Conformément à l'ordonnance ainsi rendue, le greffier a reçu le
mémoire du requérant le 28 septembre 1990 et celui du Gouvernement
le 15 novembre. Par une lettre arrivée le 18 janvier 1991, le
secrétaire de la Commission l'a informé que le délégué
s'exprimerait à l'audience.
5. Le 21 novembre 1990, le président avait fixé au
22 janvier 1991 la date de celle-ci après avoir recueilli l'opinion
des comparants par les soins du greffier (article 38 du règlement).
6. Le 27 novembre 1990, la Commission a produit le dossier de
la procédure suivie devant elle, ainsi que le greffier l'y avait
invitée sur les instructions du président.
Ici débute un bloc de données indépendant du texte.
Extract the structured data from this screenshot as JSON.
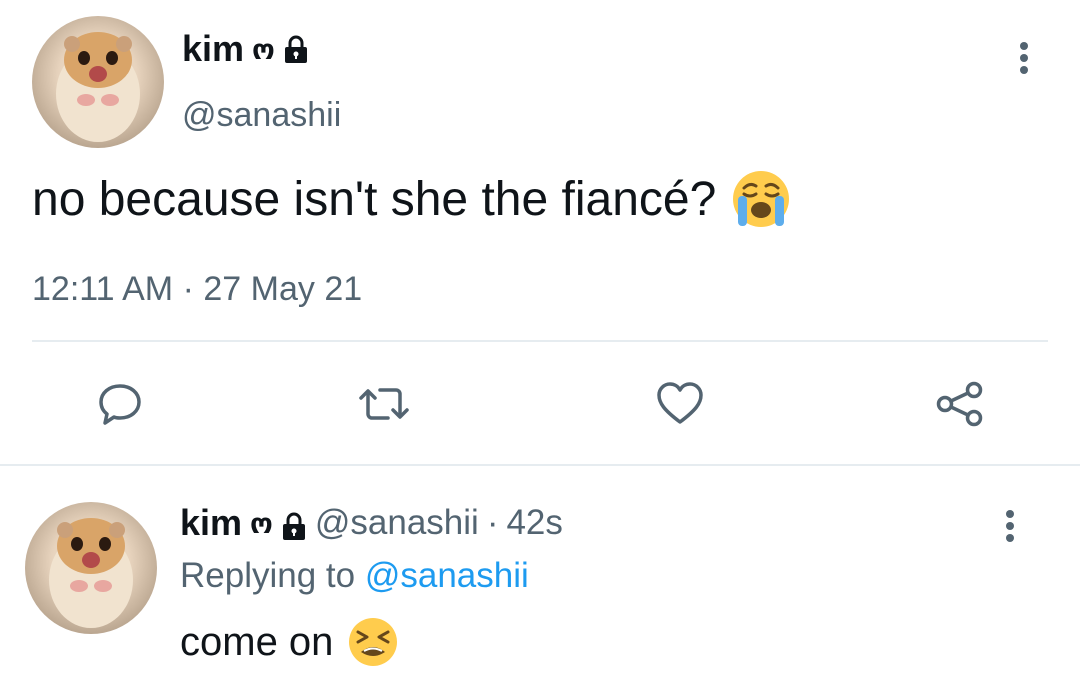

7. Les 15, 17 et 21 janvier 1991, cinq associations syndicales
(les organisations provinciales de la Confederazione Generale
Italiana del Lavoro, de la Confederazione Italiana Sindacati
Lavoratori et de l'Unione Italiana Lavoratori ainsi que
l'Associazione sindacale aziende petrolifere et le Consorzio
industriale zona Ariccia, castelli Romani e aree limitrofe) ont
sollicité, en vertu de l'article 37 par. 2 du règlement,
l'autorisation de présenter des observations écrites.
Le 22 janvier, le président a décidé de ne pas la leur accorder.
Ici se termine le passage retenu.